Puerto Rico to default on part of $1 billion in muni debt
He said there is no money to make a $400 million payment in May in Government Development Bank bonds.
What will be paid back is $330 million due in its general obligation debt.
Puerto Rico has run out of time and money and will default on some $37m of its debt repayments on 1 January, Governor Alejandro Padilla confirmed on Wednesday.
January 4 marks a deadline for the debt-stricken USA territory.
Agencies involved in the default include the Puerto Rico Infrastructure Financing Authority and the Puerto Rico Public Finance Corporation.
Puerto Rico has already signaled that some of the payment due will not be paid, opening the door to potential litigation with creditors.
Joseph Rosenblum, director of municipal credit research at AllianceBernstein, said the payment strategy only buys Puerto Rico some time.
The island has already defaulted on some of its roughly $70 billion in debt, which Garcia Padilla has said is not payable and requires restructuring.
The U.S. Commonwealth, suffering from a near decade-long recession with a 45 percent poverty rate and a shrinking tax base due to people leaving the island, first defaulted in August when it failed to make the full payment on its Public Finance Corp (PFC) bonds.
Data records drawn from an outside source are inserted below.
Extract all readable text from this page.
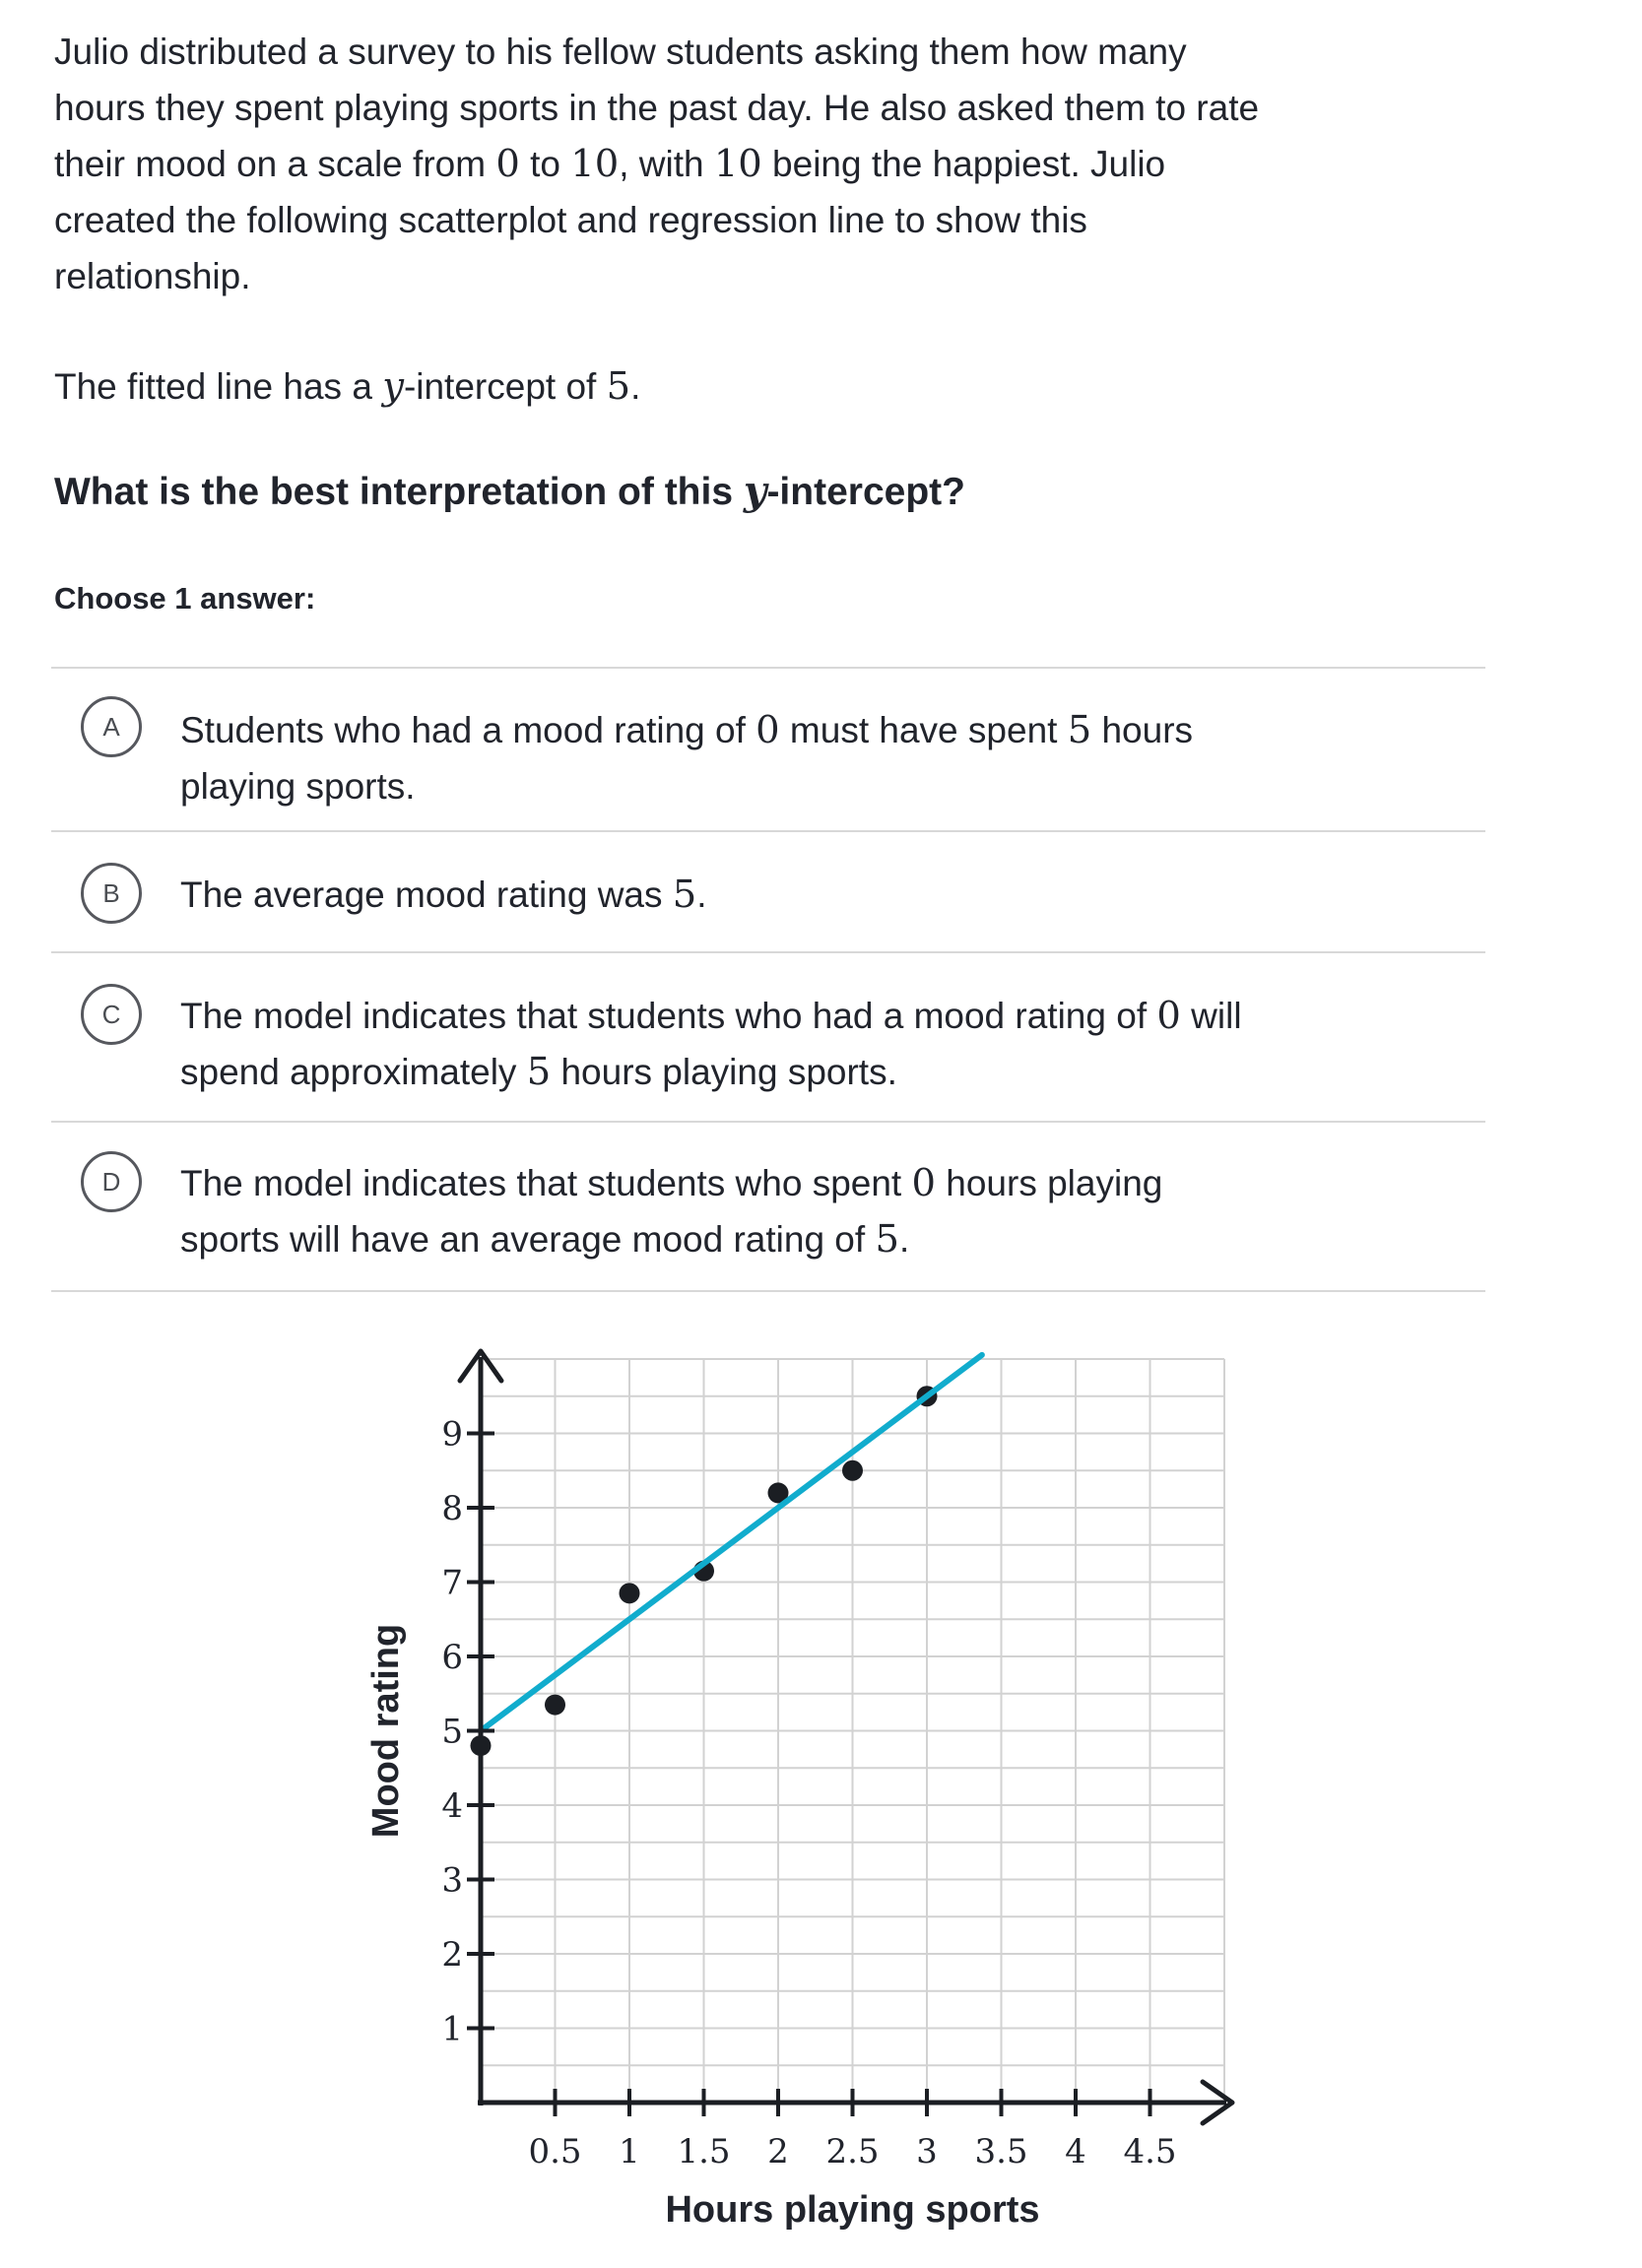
Julio distributed a survey to his fellow students asking them how many
hours they spent playing sports in the past day. He also asked them to rate
their mood on a scale from 0 to 10, with 10 being the happiest. Julio
created the following scatterplot and regression line to show this
relationship.
The fitted line has a y-intercept of 5.
What is the best interpretation of this y-intercept?
Choose 1 answer:
A	Students who had a mood rating of 0 must have spent 5 hours
playing sports.
B	The average mood rating was 5.
C	The model indicates that students who had a mood rating of 0 will
spend approximately 5 hours playing sports.
D	The model indicates that students who spent 0 hours playing
sports will have an average mood rating of 5.
0.5 1 1.5 2 2.5 3 3.5 4 4.5
1
2
3
4
5
6
7
8
9
Hours playing sports
Mood rating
The island is redirecting money from some of those bonds toward debt with better legal protections, the governor said.
While Puerto Rico is still pursuing access to a bankruptcy mechanism, U.S. House Speaker Paul Ryan, a Republican from Wisconsin, has pledged that the House will come up with “a responsible solution” for Puerto Rico’s debt problems next year.
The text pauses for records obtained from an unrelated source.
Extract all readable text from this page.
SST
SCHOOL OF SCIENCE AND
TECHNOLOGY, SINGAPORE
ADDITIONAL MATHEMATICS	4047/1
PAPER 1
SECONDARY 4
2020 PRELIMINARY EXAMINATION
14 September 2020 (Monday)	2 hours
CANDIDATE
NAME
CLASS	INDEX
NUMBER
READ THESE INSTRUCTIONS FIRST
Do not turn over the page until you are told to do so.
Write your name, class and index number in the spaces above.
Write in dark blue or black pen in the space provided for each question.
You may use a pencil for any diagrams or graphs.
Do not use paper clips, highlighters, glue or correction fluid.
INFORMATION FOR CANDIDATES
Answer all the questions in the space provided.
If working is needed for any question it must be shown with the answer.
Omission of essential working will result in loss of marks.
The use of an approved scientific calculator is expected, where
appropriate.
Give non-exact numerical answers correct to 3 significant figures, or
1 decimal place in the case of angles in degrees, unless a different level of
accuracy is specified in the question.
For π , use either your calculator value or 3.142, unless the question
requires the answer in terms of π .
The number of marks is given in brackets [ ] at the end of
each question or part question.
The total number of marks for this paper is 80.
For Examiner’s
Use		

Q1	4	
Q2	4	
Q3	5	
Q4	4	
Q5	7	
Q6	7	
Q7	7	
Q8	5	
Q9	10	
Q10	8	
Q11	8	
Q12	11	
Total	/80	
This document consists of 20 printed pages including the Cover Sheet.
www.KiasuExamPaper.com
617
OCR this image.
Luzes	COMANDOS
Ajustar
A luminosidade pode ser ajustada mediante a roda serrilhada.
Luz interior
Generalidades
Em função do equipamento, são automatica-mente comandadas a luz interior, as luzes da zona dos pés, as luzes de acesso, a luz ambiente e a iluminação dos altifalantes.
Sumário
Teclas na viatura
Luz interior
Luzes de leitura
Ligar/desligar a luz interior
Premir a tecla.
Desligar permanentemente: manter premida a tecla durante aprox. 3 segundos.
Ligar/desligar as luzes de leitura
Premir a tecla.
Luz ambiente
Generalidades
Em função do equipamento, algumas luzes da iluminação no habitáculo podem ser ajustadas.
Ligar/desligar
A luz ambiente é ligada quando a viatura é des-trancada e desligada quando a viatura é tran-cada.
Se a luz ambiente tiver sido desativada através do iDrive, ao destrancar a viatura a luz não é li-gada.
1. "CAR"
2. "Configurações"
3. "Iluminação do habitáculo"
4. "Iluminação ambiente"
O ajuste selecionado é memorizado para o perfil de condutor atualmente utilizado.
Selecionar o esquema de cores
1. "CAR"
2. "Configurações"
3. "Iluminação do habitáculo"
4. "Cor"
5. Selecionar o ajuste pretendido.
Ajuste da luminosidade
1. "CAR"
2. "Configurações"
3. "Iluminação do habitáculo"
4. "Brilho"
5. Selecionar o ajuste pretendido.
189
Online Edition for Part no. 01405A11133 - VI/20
Over half of that payment will be made by pulling revenues from other agencies on the island, the governor said.
There’s no “Happy New Year” for Puerto Rico.
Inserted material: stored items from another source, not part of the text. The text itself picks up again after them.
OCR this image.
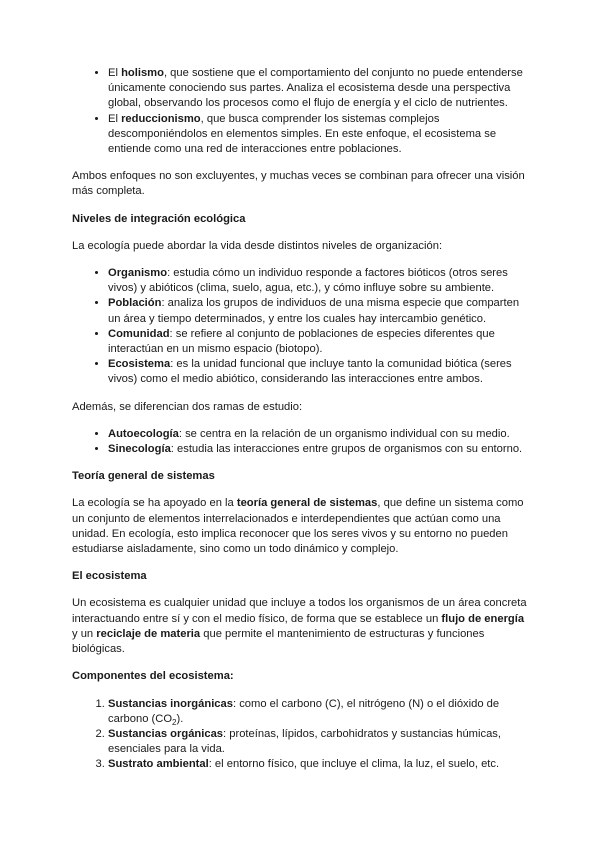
• El holismo, que sostiene que el comportamiento del conjunto no puede entenderse únicamente conociendo sus partes. Analiza el ecosistema desde una perspectiva global, observando los procesos como el flujo de energía y el ciclo de nutrientes.
• El reduccionismo, que busca comprender los sistemas complejos descomponiéndolos en elementos simples. En este enfoque, el ecosistema se entiende como una red de interacciones entre poblaciones.

Ambos enfoques no son excluyentes, y muchas veces se combinan para ofrecer una visión más completa.

Niveles de integración ecológica

La ecología puede abordar la vida desde distintos niveles de organización:

• Organismo: estudia cómo un individuo responde a factores bióticos (otros seres vivos) y abióticos (clima, suelo, agua, etc.), y cómo influye sobre su ambiente.
• Población: analiza los grupos de individuos de una misma especie que comparten un área y tiempo determinados, y entre los cuales hay intercambio genético.
• Comunidad: se refiere al conjunto de poblaciones de especies diferentes que interactúan en un mismo espacio (biotopo).
• Ecosistema: es la unidad funcional que incluye tanto la comunidad biótica (seres vivos) como el medio abiótico, considerando las interacciones entre ambos.

Además, se diferencian dos ramas de estudio:

• Autoecología: se centra en la relación de un organismo individual con su medio.
• Sinecología: estudia las interacciones entre grupos de organismos con su entorno.

Teoría general de sistemas

La ecología se ha apoyado en la teoría general de sistemas, que define un sistema como un conjunto de elementos interrelacionados e interdependientes que actúan como una unidad. En ecología, esto implica reconocer que los seres vivos y su entorno no pueden estudiarse aisladamente, sino como un todo dinámico y complejo.

El ecosistema

Un ecosistema es cualquier unidad que incluye a todos los organismos de un área concreta interactuando entre sí y con el medio físico, de forma que se establece un flujo de energía y un reciclaje de materia que permite el mantenimiento de estructuras y funciones biológicas.

Componentes del ecosistema:

1. Sustancias inorgánicas: como el carbono (C), el nitrógeno (N) o el dióxido de carbono $(CO_2)$.
2. Sustancias orgánicas: proteínas, lípidos, carbohidratos y sustancias húmicas, esenciales para la vida.
3. Sustrato ambiental: el entorno físico, que incluye el clima, la luz, el suelo, etc.
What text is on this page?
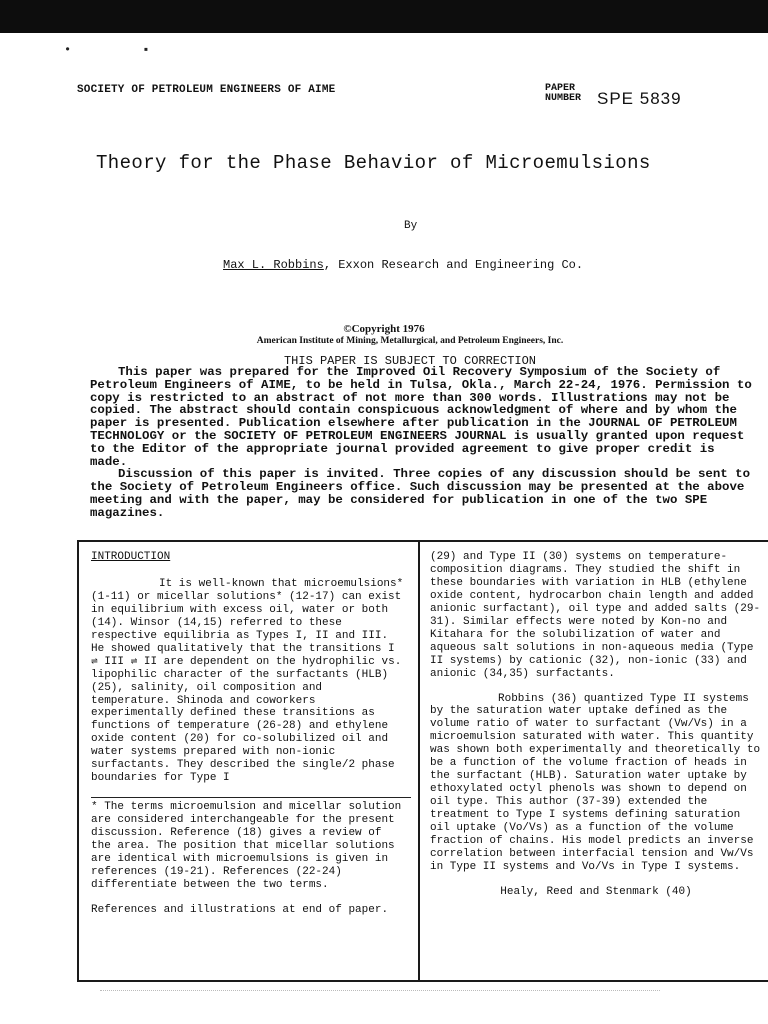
• ▪
SOCIETY OF PETROLEUM ENGINEERS OF AIME	PAPER
NUMBER SPE 5839
Theory for the Phase Behavior of Microemulsions
By
Max L. Robbins, Exxon Research and Engineering Co.
©Copyright 1976
American Institute of Mining, Metallurgical, and Petroleum Engineers, Inc.
THIS PAPER IS SUBJECT TO CORRECTION

This paper was prepared for the Improved Oil Recovery Symposium of the Society of Petroleum Engineers of AIME, to be held in Tulsa, Okla., March 22-24, 1976. Permission to copy is restricted to an abstract of not more than 300 words. Illustrations may not be copied. The abstract should contain conspicuous acknowledgment of where and by whom the paper is presented. Publication elsewhere after publication in the JOURNAL OF PETROLEUM TECHNOLOGY or the SOCIETY OF PETROLEUM ENGINEERS JOURNAL is usually granted upon request to the Editor of the appropriate journal provided agreement to give proper credit is made.

Discussion of this paper is invited. Three copies of any discussion should be sent to the Society of Petroleum Engineers office. Such discussion may be presented at the above meeting and with the paper, may be considered for publication in one of the two SPE magazines.

INTRODUCTION

It is well-known that microemulsions* (1-11) or micellar solutions* (12-17) can exist in equilibrium with excess oil, water or both (14). Winsor (14,15) referred to these respective equilibria as Types I, II and III. He showed qualitatively that the transitions I ⇌ III ⇌ II are dependent on the hydrophilic vs. lipophilic character of the surfactants (HLB) (25), salinity, oil composition and temperature. Shinoda and coworkers experimentally defined these transitions as functions of temperature (26-28) and ethylene oxide content (20) for co-solubilized oil and water systems prepared with non-ionic surfactants. They described the single/2 phase boundaries for Type I

* The terms microemulsion and micellar solution are considered interchangeable for the present discussion. Reference (18) gives a review of the area. The position that micellar solutions are identical with microemulsions is given in references (19-21). References (22-24) differentiate between the two terms.

References and illustrations at end of paper.

(29) and Type II (30) systems on temperature-composition diagrams. They studied the shift in these boundaries with variation in HLB (ethylene oxide content, hydrocarbon chain length and added anionic surfactant), oil type and added salts (29-31). Similar effects were noted by Kon-no and Kitahara for the solubilization of water and aqueous salt solutions in non-aqueous media (Type II systems) by cationic (32), non-ionic (33) and anionic (34,35) surfactants.

Robbins (36) quantized Type II systems by the saturation water uptake defined as the volume ratio of water to surfactant (Vw/Vs) in a microemulsion saturated with water. This quantity was shown both experimentally and theoretically to be a function of the volume fraction of heads in the surfactant (HLB). Saturation water uptake by ethoxylated octyl phenols was shown to depend on oil type. This author (37-39) extended the treatment to Type I systems defining saturation oil uptake (Vo/Vs) as a function of the volume fraction of chains. His model predicts an inverse correlation between interfacial tension and Vw/Vs in Type II systems and Vo/Vs in Type I systems.

Healy, Reed and Stenmark (40)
Puerto Rico needs swift congressional action to create an orderly restructuring process, a Treasury spokesman said on Wednesday. The island’s economy has been hurt by the expiration of federal tax breaks that had lured industrial production to Puerto Rico, while the USA has Congress refused to authorize its agencies to file for bankruptcy protection. Its next test on GO debt is not until July, when it faces a about $1.9 billion payment.
Upgrades to the water infrastructure will be carried out by Puerto Rico’s Department of Natural and Environmental Resources, Department of Transportation and Public Works, and the Puerto Rico Highways and Transportation Authority, stated the release.
A GO default could be the most significant since Detroit defaulted on GO bonds in 2013.